World Health Organization has upgraded Uganda’s Ebola risk situation from ‘high’ to ‘very high’, and from ‘low’ to ‘high’ at the regional level since the virus was first detected in late September. However, WHO determined the risk remained low at the global level.
The latest WHO figures put the number of confirmed and suspected cases of Ebola in Uganda at 158, including 54 confirmed deaths and 21 probable deaths. This brings the case fatality rate up to nearly 40%.
Janet Diaz, head of the WHO’s program for clinical management in health emergencies, recently returned from a week-long visit to Uganda to take stock of the current situation and assess the needs of health facilities in affected areas
WHO reports three vaccine candidates have been identified that could be tested in randomized clinical trials in Uganda. No starting date has been set
The districts with confirmed cases include; Bunyangabu (1 case), Jinja (1), Kagadi (1), Kampala (17), Kassanda (46), Kyegegwa (4), Masaka (1), Mubende (63) and Wakiso (3).
On 26 October, six children from three different schools in Kampala tested positive for Ebola. They were all contacts of the confirmed case. Their classmates and teachers were quarantined and monitored. The authorities reached out to all the teachers and parents in the school to sensitize them on the need to comply with preventive measures.

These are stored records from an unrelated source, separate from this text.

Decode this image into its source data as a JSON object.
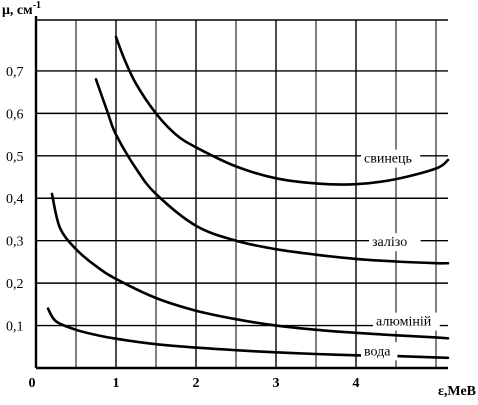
{
  "chart_data": {
    "type": "line",
    "xlabel": "ε,МеВ",
    "ylabel": "μ, см",
    "ylabel_sup": "-1",
    "xlim": [
      0,
      5.15
    ],
    "ylim": [
      0,
      0.82
    ],
    "x_ticks": [
      {
        "value": 0,
        "label": "0"
      },
      {
        "value": 1,
        "label": "1"
      },
      {
        "value": 2,
        "label": "2"
      },
      {
        "value": 3,
        "label": "3"
      },
      {
        "value": 4,
        "label": "4"
      }
    ],
    "x_minor_grid": [
      0.5,
      1.5,
      2.5,
      3.5,
      4.5,
      5.0
    ],
    "y_ticks": [
      {
        "value": 0.1,
        "label": "0,1"
      },
      {
        "value": 0.2,
        "label": "0,2"
      },
      {
        "value": 0.3,
        "label": "0,3"
      },
      {
        "value": 0.4,
        "label": "0,4"
      },
      {
        "value": 0.5,
        "label": "0,5"
      },
      {
        "value": 0.6,
        "label": "0,6"
      },
      {
        "value": 0.7,
        "label": "0,7"
      }
    ],
    "grid": true,
    "series": [
      {
        "name": "свинець",
        "label_at": {
          "x": 4.1,
          "y": 0.484
        },
        "x": [
          1.0,
          1.1,
          1.25,
          1.5,
          1.75,
          2.0,
          2.5,
          3.0,
          3.5,
          4.0,
          4.5,
          5.0,
          5.15
        ],
        "y": [
          0.78,
          0.73,
          0.67,
          0.6,
          0.55,
          0.52,
          0.475,
          0.447,
          0.435,
          0.433,
          0.445,
          0.47,
          0.49
        ]
      },
      {
        "name": "залізо",
        "label_at": {
          "x": 4.2,
          "y": 0.287
        },
        "x": [
          0.75,
          0.9,
          1.0,
          1.25,
          1.5,
          2.0,
          2.5,
          3.0,
          3.5,
          4.0,
          4.5,
          5.0,
          5.15
        ],
        "y": [
          0.68,
          0.6,
          0.55,
          0.47,
          0.41,
          0.335,
          0.3,
          0.28,
          0.267,
          0.257,
          0.251,
          0.247,
          0.247
        ]
      },
      {
        "name": "алюміній",
        "label_at": {
          "x": 4.25,
          "y": 0.1
        },
        "x": [
          0.2,
          0.3,
          0.5,
          0.75,
          1.0,
          1.5,
          2.0,
          2.5,
          3.0,
          3.5,
          4.0,
          4.5,
          5.0,
          5.15
        ],
        "y": [
          0.41,
          0.33,
          0.28,
          0.24,
          0.21,
          0.165,
          0.135,
          0.115,
          0.1,
          0.09,
          0.083,
          0.077,
          0.072,
          0.07
        ]
      },
      {
        "name": "вода",
        "label_at": {
          "x": 4.1,
          "y": 0.03
        },
        "x": [
          0.15,
          0.25,
          0.5,
          0.75,
          1.0,
          1.5,
          2.0,
          2.5,
          3.0,
          3.5,
          4.0,
          4.5,
          5.0,
          5.15
        ],
        "y": [
          0.14,
          0.11,
          0.09,
          0.078,
          0.069,
          0.056,
          0.048,
          0.042,
          0.037,
          0.033,
          0.03,
          0.028,
          0.025,
          0.024
        ]
      }
    ]
  }
}
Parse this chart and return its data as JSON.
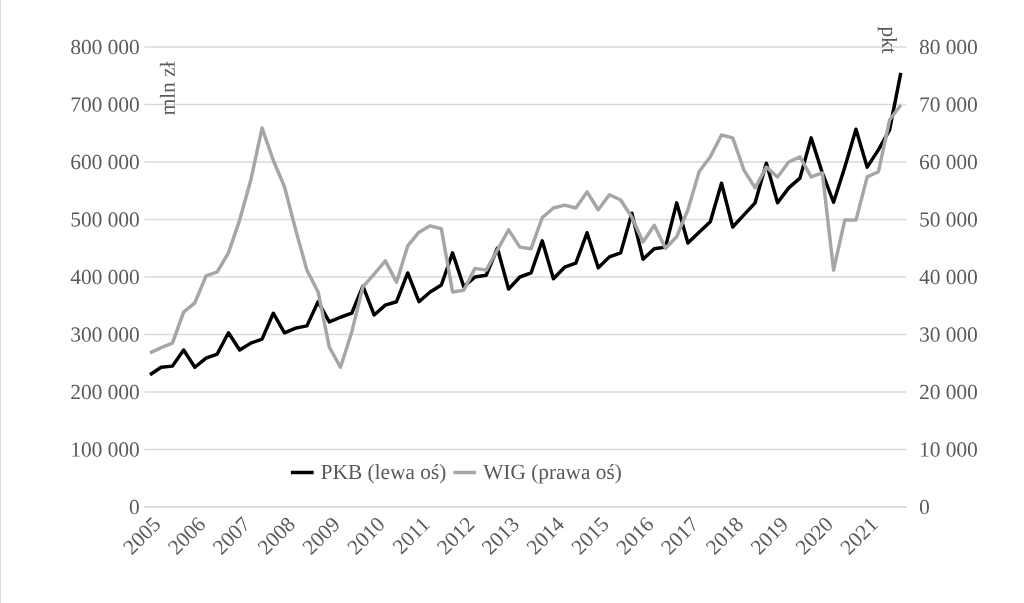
{
  "chart_data": {
    "type": "line",
    "ylabel": "mln zł",
    "y2label": "pkt",
    "categories": [
      "2005",
      null,
      null,
      null,
      "2006",
      null,
      null,
      null,
      "2007",
      null,
      null,
      null,
      "2008",
      null,
      null,
      null,
      "2009",
      null,
      null,
      null,
      "2010",
      null,
      null,
      null,
      "2011",
      null,
      null,
      null,
      "2012",
      null,
      null,
      null,
      "2013",
      null,
      null,
      null,
      "2014",
      null,
      null,
      null,
      "2015",
      null,
      null,
      null,
      "2016",
      null,
      null,
      null,
      "2017",
      null,
      null,
      null,
      "2018",
      null,
      null,
      null,
      "2019",
      null,
      null,
      null,
      "2020",
      null,
      null,
      null,
      "2021",
      null,
      null,
      null
    ],
    "series": [
      {
        "name": "PKB (lewa oś)",
        "color": "#000000",
        "axis": "y",
        "values": [
          230000,
          243000,
          245000,
          273000,
          243000,
          259000,
          266000,
          303000,
          273000,
          285000,
          292000,
          337000,
          303000,
          311000,
          315000,
          357000,
          322000,
          330000,
          337000,
          384000,
          334000,
          351000,
          357000,
          407000,
          357000,
          374000,
          386000,
          442000,
          383000,
          400000,
          403000,
          450000,
          379000,
          400000,
          407000,
          463000,
          397000,
          417000,
          424000,
          477000,
          416000,
          435000,
          442000,
          511000,
          431000,
          449000,
          452000,
          529000,
          459000,
          478000,
          496000,
          563000,
          487000,
          508000,
          529000,
          598000,
          529000,
          555000,
          572000,
          642000,
          581000,
          530000,
          591000,
          657000,
          591000,
          621000,
          656000,
          755000
        ]
      },
      {
        "name": "WIG (prawa oś)",
        "color": "#a6a6a6",
        "axis": "y2",
        "values": [
          26800,
          27700,
          28500,
          33900,
          35500,
          40200,
          40900,
          44200,
          49900,
          56900,
          65900,
          60300,
          55700,
          48200,
          41200,
          37400,
          27800,
          24300,
          30400,
          38300,
          40500,
          42800,
          39100,
          45400,
          47800,
          48900,
          48400,
          37400,
          37700,
          41500,
          41200,
          44700,
          48200,
          45200,
          44900,
          50300,
          52000,
          52500,
          52000,
          54800,
          51700,
          54300,
          53400,
          50400,
          46100,
          49000,
          45000,
          47000,
          51700,
          58300,
          60900,
          64700,
          64200,
          58600,
          55500,
          59100,
          57400,
          60000,
          60900,
          57400,
          58100,
          41200,
          49900,
          49900,
          57400,
          58300,
          67300,
          69900
        ]
      }
    ],
    "ylim": [
      0,
      800000
    ],
    "yticks": [
      {
        "value": 0,
        "label": "0"
      },
      {
        "value": 100000,
        "label": "100 000"
      },
      {
        "value": 200000,
        "label": "200 000"
      },
      {
        "value": 300000,
        "label": "300 000"
      },
      {
        "value": 400000,
        "label": "400 000"
      },
      {
        "value": 500000,
        "label": "500 000"
      },
      {
        "value": 600000,
        "label": "600 000"
      },
      {
        "value": 700000,
        "label": "700 000"
      },
      {
        "value": 800000,
        "label": "800 000"
      }
    ],
    "y2lim": [
      0,
      80000
    ],
    "y2ticks": [
      {
        "value": 0,
        "label": "0"
      },
      {
        "value": 10000,
        "label": "10 000"
      },
      {
        "value": 20000,
        "label": "20 000"
      },
      {
        "value": 30000,
        "label": "30 000"
      },
      {
        "value": 40000,
        "label": "40 000"
      },
      {
        "value": 50000,
        "label": "50 000"
      },
      {
        "value": 60000,
        "label": "60 000"
      },
      {
        "value": 70000,
        "label": "70 000"
      },
      {
        "value": 80000,
        "label": "80 000"
      }
    ],
    "grid": "y",
    "legend": "bottom"
  }
}
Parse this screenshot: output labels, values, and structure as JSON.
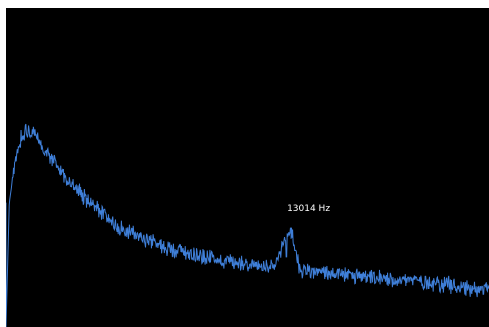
{
  "window": {
    "background": "#ffffff",
    "plot_background": "#000000"
  },
  "chart_data": {
    "type": "line",
    "title": "",
    "xlabel": "",
    "ylabel": "",
    "x_unit": "Hz",
    "grid": false,
    "legend": "none",
    "xlim": [
      0,
      22050
    ],
    "ylim": [
      0,
      1
    ],
    "series": [
      {
        "color": "#3f7fd8",
        "x": [
          0,
          150,
          400,
          700,
          1000,
          1300,
          1700,
          2200,
          2800,
          3500,
          4300,
          5200,
          6200,
          7300,
          8500,
          9800,
          11000,
          12200,
          13014,
          13400,
          14500,
          15800,
          17000,
          18200,
          19400,
          20500,
          21300,
          22050
        ],
        "y": [
          0.0,
          0.39,
          0.51,
          0.6,
          0.62,
          0.6,
          0.56,
          0.52,
          0.46,
          0.41,
          0.36,
          0.31,
          0.28,
          0.25,
          0.23,
          0.21,
          0.2,
          0.18,
          0.31,
          0.18,
          0.17,
          0.16,
          0.15,
          0.15,
          0.14,
          0.13,
          0.12,
          0.12
        ]
      }
    ],
    "annotations": [
      {
        "text": "13014 Hz",
        "x": 13014,
        "y": 0.31
      }
    ]
  }
}
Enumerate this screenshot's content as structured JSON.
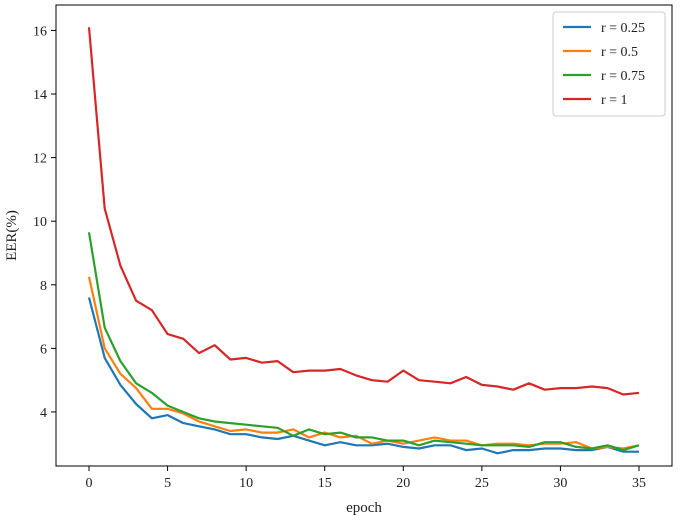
{
  "chart_data": {
    "type": "line",
    "title": "",
    "xlabel": "epoch",
    "ylabel": "EER(%)",
    "xlim": [
      -2.1,
      37.1
    ],
    "ylim": [
      2.3,
      16.8
    ],
    "xticks": [
      0,
      5,
      10,
      15,
      20,
      25,
      30,
      35
    ],
    "yticks": [
      4,
      6,
      8,
      10,
      12,
      14,
      16
    ],
    "grid": false,
    "legend_position": "top-right",
    "x": [
      0,
      1,
      2,
      3,
      4,
      5,
      6,
      7,
      8,
      9,
      10,
      11,
      12,
      13,
      14,
      15,
      16,
      17,
      18,
      19,
      20,
      21,
      22,
      23,
      24,
      25,
      26,
      27,
      28,
      29,
      30,
      31,
      32,
      33,
      34,
      35
    ],
    "series": [
      {
        "name": "r = 0.25",
        "color": "#1f77b4",
        "values": [
          7.6,
          5.7,
          4.85,
          4.25,
          3.8,
          3.9,
          3.65,
          3.55,
          3.45,
          3.3,
          3.3,
          3.2,
          3.15,
          3.25,
          3.1,
          2.95,
          3.05,
          2.95,
          2.95,
          3.0,
          2.9,
          2.85,
          2.95,
          2.95,
          2.8,
          2.85,
          2.7,
          2.8,
          2.8,
          2.85,
          2.85,
          2.8,
          2.8,
          2.9,
          2.75,
          2.75
        ]
      },
      {
        "name": "r = 0.5",
        "color": "#ff7f0e",
        "values": [
          8.25,
          6.0,
          5.2,
          4.75,
          4.1,
          4.1,
          3.95,
          3.7,
          3.55,
          3.4,
          3.45,
          3.35,
          3.35,
          3.45,
          3.2,
          3.35,
          3.2,
          3.25,
          3.0,
          3.1,
          3.0,
          3.1,
          3.2,
          3.1,
          3.1,
          2.95,
          3.0,
          3.0,
          2.95,
          3.0,
          3.0,
          3.05,
          2.85,
          2.9,
          2.85,
          2.95
        ]
      },
      {
        "name": "r = 0.75",
        "color": "#2ca02c",
        "values": [
          9.65,
          6.65,
          5.6,
          4.9,
          4.6,
          4.2,
          4.0,
          3.8,
          3.7,
          3.65,
          3.6,
          3.55,
          3.5,
          3.25,
          3.45,
          3.3,
          3.35,
          3.2,
          3.2,
          3.1,
          3.1,
          2.95,
          3.1,
          3.05,
          3.0,
          2.95,
          2.95,
          2.95,
          2.9,
          3.05,
          3.05,
          2.9,
          2.85,
          2.95,
          2.8,
          2.95
        ]
      },
      {
        "name": "r = 1",
        "color": "#d62728",
        "values": [
          16.1,
          10.4,
          8.6,
          7.5,
          7.2,
          6.45,
          6.3,
          5.85,
          6.1,
          5.65,
          5.7,
          5.55,
          5.6,
          5.25,
          5.3,
          5.3,
          5.35,
          5.15,
          5.0,
          4.95,
          5.3,
          5.0,
          4.95,
          4.9,
          5.1,
          4.85,
          4.8,
          4.7,
          4.9,
          4.7,
          4.75,
          4.75,
          4.8,
          4.75,
          4.55,
          4.6
        ]
      }
    ]
  }
}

An Ebola case was over the week confirmed in Jinja in eastern Uganda, health minister said on Sunday, the first time the outbreak has spread to a new region of the country from central Uganda where cases have been confined so far.
In a tweet, health minister Jane Ruth Aceng said the case in Jinja was of a 45-year-old man who died on Thursday. A sample that turned positive for Ebola had been obtained from the body by health workers at a private clinic where he had sought treatment.
The virus circulating in Uganda is the Sudan strain of Ebola, for which there is no proven vaccine, unlike the more common Zaire strain that spread during recent outbreaks in neighbouring Democratic Republic of Congo.
Ebola generally kills about half of the people it infects.